In the good old days, when I was a teenager, college was the way to job security. But, with each new batch of graduates, the value of a degree in the liberal arts goes down. Graduates compete against each other.
The main source of job growth is new businesses: 5 years or newer. These are start-ups. They are started by entrepreneurs who put their money on the line. They have gifts. They think they can forecast what future customers will buy. They make money if they are correct. They go out of business if they do not have this skill.
Today’s college, like college in (say) 1150, is staffed by salaried bureaucrats who are not entrepreneurs. They do not know how to create jobs by creating firms. They teach different skills. Yet our brightest teenagers go there to come into adulthood.

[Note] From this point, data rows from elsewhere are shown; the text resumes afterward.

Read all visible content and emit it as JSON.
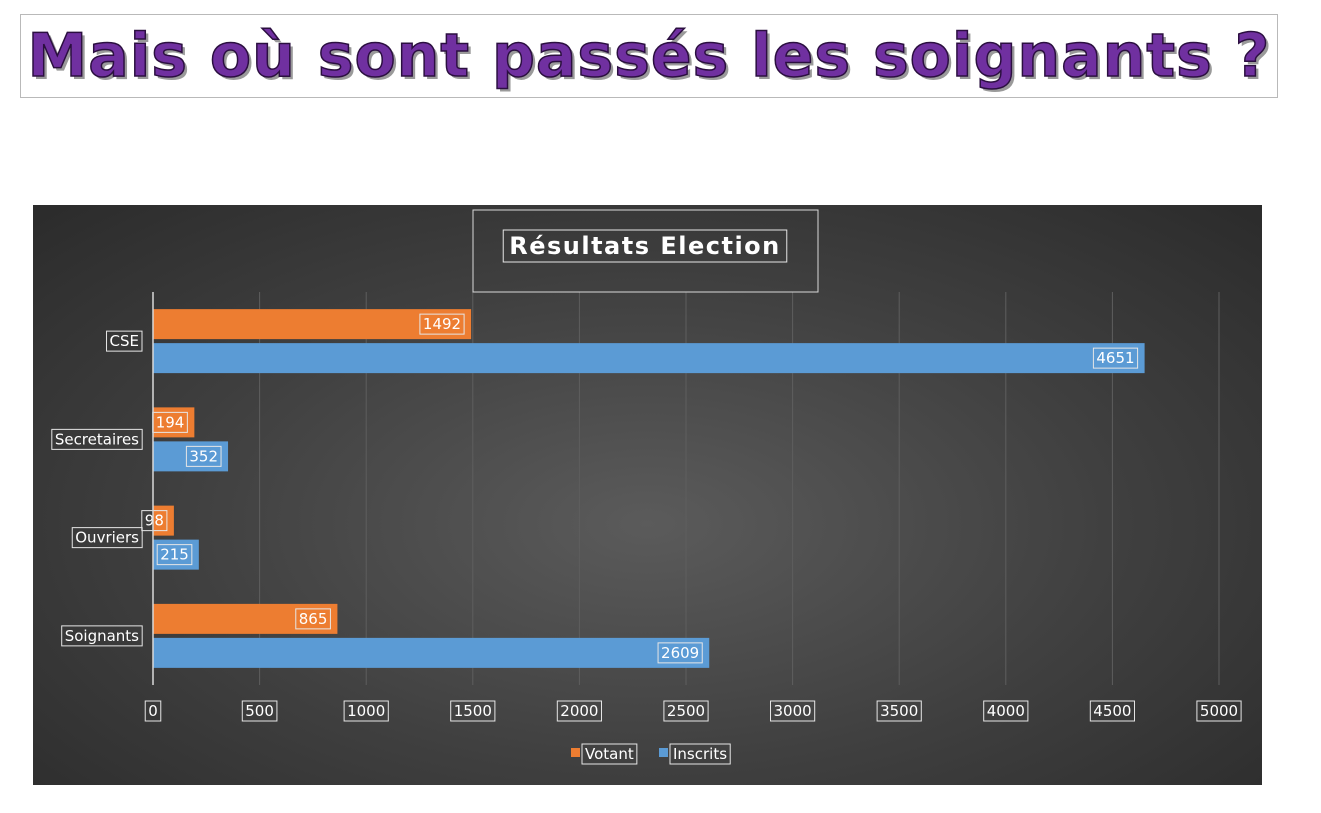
{
  "headline": "Mais où sont passés les soignants ?",
  "colors": {
    "headline": "#7030a0",
    "votant": "#ed7d31",
    "inscrits": "#5b9bd5",
    "grid": "#5e5e5e",
    "text": "#ffffff"
  },
  "chart_data": {
    "type": "bar",
    "orientation": "horizontal",
    "title": "Résultats Election",
    "categories": [
      "CSE",
      "Secretaires",
      "Ouvriers",
      "Soignants"
    ],
    "series": [
      {
        "name": "Votant",
        "values": [
          1492,
          194,
          98,
          865
        ]
      },
      {
        "name": "Inscrits",
        "values": [
          4651,
          352,
          215,
          2609
        ]
      }
    ],
    "x_ticks": [
      "0",
      "500",
      "1000",
      "1500",
      "2000",
      "2500",
      "3000",
      "3500",
      "4000",
      "4500",
      "5000"
    ],
    "xlim": [
      0,
      5000
    ],
    "grid": true,
    "legend": "bottom"
  }
}
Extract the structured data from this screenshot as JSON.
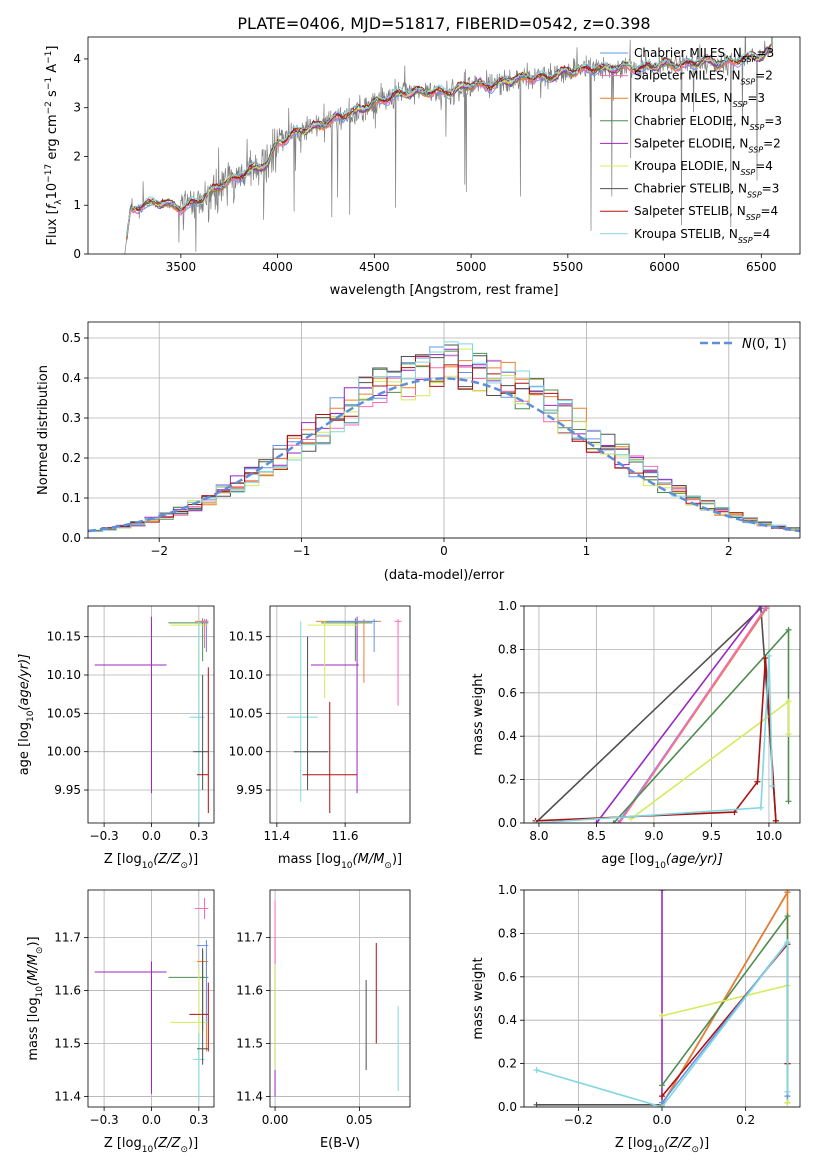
{
  "figure": {
    "title": "PLATE=0406, MJD=51817, FIBERID=0542, z=0.398"
  },
  "colors": {
    "Chabrier MILES": "#6495ed",
    "Salpeter MILES": "#ff69b4",
    "Kroupa MILES": "#ee7f2d",
    "Chabrier ELODIE": "#4e8c4e",
    "Salpeter ELODIE": "#9b27c2",
    "Kroupa ELODIE": "#d4ec5a",
    "Chabrier STELIB": "#505050",
    "Salpeter STELIB": "#b01010",
    "Kroupa STELIB": "#80d8e0",
    "data": "#808080",
    "normal": "#5f8fd9",
    "grid": "#b0b0b0"
  },
  "chart_data": [
    {
      "id": "spectrum",
      "type": "line",
      "xlabel": "wavelength [Angstrom, rest frame]",
      "ylabel_parts": [
        "Flux [",
        "f",
        "λ",
        "10",
        "−17",
        " erg cm",
        "−2",
        " s",
        "−1",
        " A",
        "−1",
        "]"
      ],
      "xlim": [
        3020,
        6700
      ],
      "ylim": [
        0,
        4.45
      ],
      "xticks": [
        3500,
        4000,
        4500,
        5000,
        5500,
        6000,
        6500
      ],
      "yticks": [
        0,
        1,
        2,
        3,
        4
      ],
      "grid": false,
      "legend_position": "upper-right",
      "legend": [
        {
          "model": "Chabrier MILES",
          "label_main": "Chabrier MILES, N",
          "label_sub": "SSP",
          "label_end": "=3"
        },
        {
          "model": "Salpeter MILES",
          "label_main": "Salpeter MILES, N",
          "label_sub": "SSP",
          "label_end": "=2"
        },
        {
          "model": "Kroupa MILES",
          "label_main": "Kroupa MILES, N",
          "label_sub": "SSP",
          "label_end": "=3"
        },
        {
          "model": "Chabrier ELODIE",
          "label_main": "Chabrier ELODIE, N",
          "label_sub": "SSP",
          "label_end": "=3"
        },
        {
          "model": "Salpeter ELODIE",
          "label_main": "Salpeter ELODIE, N",
          "label_sub": "SSP",
          "label_end": "=2"
        },
        {
          "model": "Kroupa ELODIE",
          "label_main": "Kroupa ELODIE, N",
          "label_sub": "SSP",
          "label_end": "=4"
        },
        {
          "model": "Chabrier STELIB",
          "label_main": "Chabrier STELIB, N",
          "label_sub": "SSP",
          "label_end": "=3"
        },
        {
          "model": "Salpeter STELIB",
          "label_main": "Salpeter STELIB, N",
          "label_sub": "SSP",
          "label_end": "=4"
        },
        {
          "model": "Kroupa STELIB",
          "label_main": "Kroupa STELIB, N",
          "label_sub": "SSP",
          "label_end": "=4"
        }
      ],
      "continuum_anchors": {
        "wavelength": [
          3210,
          3240,
          3300,
          3400,
          3500,
          3600,
          3700,
          3800,
          3850,
          3950,
          4000,
          4100,
          4200,
          4300,
          4400,
          4500,
          4600,
          4700,
          4800,
          4900,
          5000,
          5100,
          5200,
          5300,
          5400,
          5500,
          5600,
          5700,
          5800,
          5900,
          6000,
          6100,
          6200,
          6300,
          6400,
          6500,
          6560
        ],
        "flux": [
          0.0,
          0.9,
          1.0,
          1.05,
          0.95,
          1.1,
          1.4,
          1.6,
          1.7,
          1.85,
          2.3,
          2.5,
          2.6,
          2.8,
          2.9,
          3.1,
          3.25,
          3.3,
          3.35,
          3.3,
          3.5,
          3.45,
          3.55,
          3.65,
          3.6,
          3.75,
          3.8,
          3.78,
          3.85,
          3.8,
          3.9,
          3.88,
          3.95,
          3.92,
          4.0,
          4.05,
          4.2
        ]
      }
    },
    {
      "id": "residuals",
      "type": "histogram",
      "xlabel": "(data-model)/error",
      "ylabel": "Normed distribution",
      "xlim": [
        -2.5,
        2.5
      ],
      "ylim": [
        0,
        0.54
      ],
      "xticks": [
        -2,
        -1,
        0,
        1,
        2
      ],
      "yticks": [
        0.0,
        0.1,
        0.2,
        0.3,
        0.4,
        0.5
      ],
      "grid": true,
      "legend_position": "upper-right",
      "legend": [
        {
          "label_sym": "N",
          "label_rest": "(0, 1)"
        }
      ],
      "bin_width": 0.1
    },
    {
      "id": "age_vs_Z",
      "type": "errorbar",
      "xlabel_parts": [
        "Z [log",
        "10",
        "(Z/Z",
        "⊙",
        ")]"
      ],
      "ylabel_parts": [
        "age  [log",
        "10",
        "(age/yr)]"
      ],
      "xlim": [
        -0.335,
        0.33
      ],
      "ylim": [
        9.907,
        10.19
      ],
      "xticks": [
        -0.25,
        0.0,
        0.25
      ],
      "yticks": [
        9.95,
        10.0,
        10.05,
        10.1,
        10.15
      ],
      "grid": true,
      "points": [
        {
          "model": "Salpeter ELODIE",
          "x": 0.0,
          "xerr": [
            0.3,
            0.08
          ],
          "y": 10.113,
          "yerr": [
            0.167,
            0.063
          ]
        },
        {
          "model": "Chabrier ELODIE",
          "x": 0.27,
          "xerr": [
            0.18,
            0.03
          ],
          "y": 10.168,
          "yerr": [
            0.05,
            0.006
          ]
        },
        {
          "model": "Kroupa MILES",
          "x": 0.29,
          "xerr": [
            0.06,
            0.01
          ],
          "y": 10.17,
          "yerr": [
            0.04,
            0.003
          ]
        },
        {
          "model": "Chabrier MILES",
          "x": 0.29,
          "xerr": [
            0.03,
            0.01
          ],
          "y": 10.17,
          "yerr": [
            0.04,
            0.003
          ]
        },
        {
          "model": "Kroupa ELODIE",
          "x": 0.25,
          "xerr": [
            0.15,
            0.05
          ],
          "y": 10.165,
          "yerr": [
            0.095,
            0.005
          ]
        },
        {
          "model": "Salpeter MILES",
          "x": 0.28,
          "xerr": [
            0.03,
            0.02
          ],
          "y": 10.17,
          "yerr": [
            0.035,
            0.003
          ]
        },
        {
          "model": "Kroupa STELIB",
          "x": 0.25,
          "xerr": [
            0.05,
            0.03
          ],
          "y": 10.045,
          "yerr": [
            0.17,
            0.125
          ]
        },
        {
          "model": "Chabrier STELIB",
          "x": 0.27,
          "xerr": [
            0.05,
            0.03
          ],
          "y": 10.0,
          "yerr": [
            0.05,
            0.1
          ]
        },
        {
          "model": "Salpeter STELIB",
          "x": 0.3,
          "xerr": [
            0.06,
            0.0
          ],
          "y": 9.97,
          "yerr": [
            0.05,
            0.14
          ]
        }
      ]
    },
    {
      "id": "age_vs_mass",
      "type": "errorbar",
      "xlabel_parts": [
        "mass [log",
        "10",
        "(M/M",
        "⊙",
        ")]"
      ],
      "xlim": [
        11.38,
        11.79
      ],
      "ylim": [
        9.907,
        10.19
      ],
      "xticks": [
        11.4,
        11.6
      ],
      "yticks": [
        9.95,
        10.0,
        10.05,
        10.1,
        10.15
      ],
      "grid": true,
      "points": [
        {
          "model": "Salpeter ELODIE",
          "x": 11.635,
          "xerr": [
            0.135,
            0.005
          ],
          "y": 10.113,
          "yerr": [
            0.167,
            0.063
          ]
        },
        {
          "model": "Chabrier ELODIE",
          "x": 11.63,
          "xerr": [
            0.1,
            0.05
          ],
          "y": 10.168,
          "yerr": [
            0.05,
            0.006
          ]
        },
        {
          "model": "Kroupa MILES",
          "x": 11.655,
          "xerr": [
            0.14,
            0.05
          ],
          "y": 10.17,
          "yerr": [
            0.08,
            0.003
          ]
        },
        {
          "model": "Chabrier MILES",
          "x": 11.685,
          "xerr": [
            0.14,
            0.01
          ],
          "y": 10.17,
          "yerr": [
            0.04,
            0.003
          ]
        },
        {
          "model": "Kroupa ELODIE",
          "x": 11.54,
          "xerr": [
            0.05,
            0.1
          ],
          "y": 10.165,
          "yerr": [
            0.095,
            0.005
          ]
        },
        {
          "model": "Salpeter MILES",
          "x": 11.755,
          "xerr": [
            0.01,
            0.01
          ],
          "y": 10.17,
          "yerr": [
            0.11,
            0.003
          ]
        },
        {
          "model": "Kroupa STELIB",
          "x": 11.47,
          "xerr": [
            0.04,
            0.05
          ],
          "y": 10.045,
          "yerr": [
            0.11,
            0.125
          ]
        },
        {
          "model": "Chabrier STELIB",
          "x": 11.49,
          "xerr": [
            0.04,
            0.06
          ],
          "y": 10.0,
          "yerr": [
            0.05,
            0.15
          ]
        },
        {
          "model": "Salpeter STELIB",
          "x": 11.555,
          "xerr": [
            0.08,
            0.08
          ],
          "y": 9.97,
          "yerr": [
            0.05,
            0.095
          ]
        }
      ]
    },
    {
      "id": "weight_vs_age",
      "type": "line",
      "xlabel_parts": [
        "age  [log",
        "10",
        "(age/yr)]"
      ],
      "ylabel": "mass weight",
      "xlim": [
        7.87,
        10.27
      ],
      "ylim": [
        0,
        1.0
      ],
      "xticks": [
        8.0,
        8.5,
        9.0,
        9.5,
        10.0
      ],
      "yticks": [
        0.0,
        0.2,
        0.4,
        0.6,
        0.8,
        1.0
      ],
      "grid": true,
      "series": [
        {
          "model": "Chabrier STELIB",
          "x": [
            7.97,
            9.93,
            10.06
          ],
          "y": [
            0.0,
            0.99,
            0.01
          ]
        },
        {
          "model": "Salpeter ELODIE",
          "x": [
            8.5,
            9.93
          ],
          "y": [
            0.0,
            1.0
          ]
        },
        {
          "model": "Kroupa MILES",
          "x": [
            8.7,
            9.98
          ],
          "y": [
            0.0,
            0.99
          ]
        },
        {
          "model": "Chabrier MILES",
          "x": [
            8.69,
            9.97
          ],
          "y": [
            0.0,
            0.99
          ]
        },
        {
          "model": "Salpeter MILES",
          "x": [
            8.7,
            9.98
          ],
          "y": [
            0.0,
            1.0
          ]
        },
        {
          "model": "Chabrier ELODIE",
          "x": [
            8.65,
            10.17,
            10.17
          ],
          "y": [
            0.0,
            0.89,
            0.1
          ]
        },
        {
          "model": "Kroupa ELODIE",
          "x": [
            8.8,
            10.17,
            10.17
          ],
          "y": [
            0.02,
            0.56,
            0.41
          ]
        },
        {
          "model": "Salpeter STELIB",
          "x": [
            7.97,
            9.7,
            9.9,
            9.97,
            10.06
          ],
          "y": [
            0.01,
            0.05,
            0.19,
            0.76,
            0.01
          ]
        },
        {
          "model": "Kroupa STELIB",
          "x": [
            7.97,
            9.93,
            10.0,
            10.03
          ],
          "y": [
            0.0,
            0.07,
            0.77,
            0.17
          ]
        }
      ]
    },
    {
      "id": "mass_vs_Z",
      "type": "errorbar",
      "xlabel_parts": [
        "Z [log",
        "10",
        "(Z/Z",
        "⊙",
        ")]"
      ],
      "ylabel_parts": [
        "mass [log",
        "10",
        "(M/M",
        "⊙",
        ")]"
      ],
      "xlim": [
        -0.335,
        0.33
      ],
      "ylim": [
        11.38,
        11.79
      ],
      "xticks": [
        -0.25,
        0.0,
        0.25
      ],
      "yticks": [
        11.4,
        11.5,
        11.6,
        11.7
      ],
      "grid": true,
      "points": [
        {
          "model": "Salpeter ELODIE",
          "x": 0.0,
          "xerr": [
            0.3,
            0.08
          ],
          "y": 11.635,
          "yerr": [
            0.23,
            0.02
          ]
        },
        {
          "model": "Chabrier ELODIE",
          "x": 0.27,
          "xerr": [
            0.18,
            0.03
          ],
          "y": 11.625,
          "yerr": [
            0.1,
            0.05
          ]
        },
        {
          "model": "Kroupa MILES",
          "x": 0.29,
          "xerr": [
            0.05,
            0.01
          ],
          "y": 11.655,
          "yerr": [
            0.17,
            0.04
          ]
        },
        {
          "model": "Chabrier MILES",
          "x": 0.29,
          "xerr": [
            0.05,
            0.01
          ],
          "y": 11.685,
          "yerr": [
            0.15,
            0.01
          ]
        },
        {
          "model": "Kroupa ELODIE",
          "x": 0.25,
          "xerr": [
            0.15,
            0.05
          ],
          "y": 11.54,
          "yerr": [
            0.07,
            0.1
          ]
        },
        {
          "model": "Salpeter MILES",
          "x": 0.28,
          "xerr": [
            0.05,
            0.02
          ],
          "y": 11.755,
          "yerr": [
            0.02,
            0.02
          ]
        },
        {
          "model": "Kroupa STELIB",
          "x": 0.25,
          "xerr": [
            0.03,
            0.03
          ],
          "y": 11.47,
          "yerr": [
            0.08,
            0.05
          ]
        },
        {
          "model": "Chabrier STELIB",
          "x": 0.27,
          "xerr": [
            0.03,
            0.03
          ],
          "y": 11.49,
          "yerr": [
            0.03,
            0.19
          ]
        },
        {
          "model": "Salpeter STELIB",
          "x": 0.3,
          "xerr": [
            0.1,
            0.0
          ],
          "y": 11.555,
          "yerr": [
            0.07,
            0.06
          ]
        }
      ]
    },
    {
      "id": "mass_vs_ebv",
      "type": "errorbar",
      "xlabel": "E(B-V)",
      "xlim": [
        -0.003,
        0.08
      ],
      "ylim": [
        11.38,
        11.79
      ],
      "xticks": [
        0.0,
        0.05
      ],
      "yticks": [
        11.4,
        11.5,
        11.6,
        11.7
      ],
      "grid": true,
      "points": [
        {
          "model": "Salpeter ELODIE",
          "x": 0.0,
          "y": 11.6,
          "yerr": [
            0.2,
            0.1
          ]
        },
        {
          "model": "Kroupa ELODIE",
          "x": 0.0,
          "y": 11.55,
          "yerr": [
            0.1,
            0.12
          ]
        },
        {
          "model": "Salpeter MILES",
          "x": 0.0,
          "y": 11.7,
          "yerr": [
            0.05,
            0.07
          ]
        },
        {
          "model": "Chabrier STELIB",
          "x": 0.054,
          "y": 11.53,
          "yerr": [
            0.08,
            0.09
          ]
        },
        {
          "model": "Salpeter STELIB",
          "x": 0.06,
          "y": 11.59,
          "yerr": [
            0.09,
            0.1
          ]
        },
        {
          "model": "Kroupa STELIB",
          "x": 0.073,
          "y": 11.49,
          "yerr": [
            0.08,
            0.08
          ]
        }
      ]
    },
    {
      "id": "weight_vs_Z",
      "type": "line",
      "xlabel_parts": [
        "Z [log",
        "10",
        "(Z/Z",
        "⊙",
        ")]"
      ],
      "ylabel": "mass weight",
      "xlim": [
        -0.33,
        0.33
      ],
      "ylim": [
        0,
        1.0
      ],
      "xticks": [
        -0.2,
        0.0,
        0.2
      ],
      "yticks": [
        0.0,
        0.2,
        0.4,
        0.6,
        0.8,
        1.0
      ],
      "grid": true,
      "series": [
        {
          "model": "Salpeter ELODIE",
          "x": [
            0.0,
            0.0
          ],
          "y": [
            0.0,
            1.0
          ]
        },
        {
          "model": "Chabrier STELIB",
          "x": [
            -0.3,
            0.0,
            0.3
          ],
          "y": [
            0.01,
            0.01,
            0.99
          ]
        },
        {
          "model": "Kroupa MILES",
          "x": [
            0.0,
            0.3,
            0.3
          ],
          "y": [
            0.01,
            0.99,
            0.2
          ]
        },
        {
          "model": "Chabrier ELODIE",
          "x": [
            0.0,
            0.3,
            0.3
          ],
          "y": [
            0.1,
            0.88,
            0.02
          ]
        },
        {
          "model": "Kroupa ELODIE",
          "x": [
            0.0,
            0.3,
            0.3
          ],
          "y": [
            0.42,
            0.56,
            0.02
          ]
        },
        {
          "model": "Salpeter STELIB",
          "x": [
            0.0,
            0.3,
            0.3
          ],
          "y": [
            0.05,
            0.75,
            0.2
          ]
        },
        {
          "model": "Chabrier MILES",
          "x": [
            0.0,
            0.3,
            0.3
          ],
          "y": [
            0.02,
            0.76,
            0.05
          ]
        },
        {
          "model": "Kroupa STELIB",
          "x": [
            -0.3,
            0.0,
            0.3,
            0.3
          ],
          "y": [
            0.17,
            0.0,
            0.76,
            0.07
          ]
        }
      ]
    }
  ]
}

Where will the next generation get the skills they need, and the motivation they need, to start businesses? From wherever their predecessors got this. Colleges have never taught these skills.
College puts smart people in contact with each other on campus. About 19 million a year attend. But these people look for salaried positions after graduation. I ask: Offered by whom?
Years spent writing term papers and taking exams have little to do with starting a business. Apprenticeship does. By emphasizing bureaucratic skills, colleges train people for jobs that will not exist for long. What we need is men with experience in helping young people learn about business.
This was discussed by the New York Times in a recent article If the liberal Times has figured it out, then it’s late in the process.
My advice: get through fast and cheap. Use CLEP exams and AP exams for the first two years. Use distance learning for the last two, unless you’re majoring in engineering. It is possible to get an accredited degree for under $15,000, total. Why pay more? Stay at home, apprentice for part-time, and take exams to get the degree.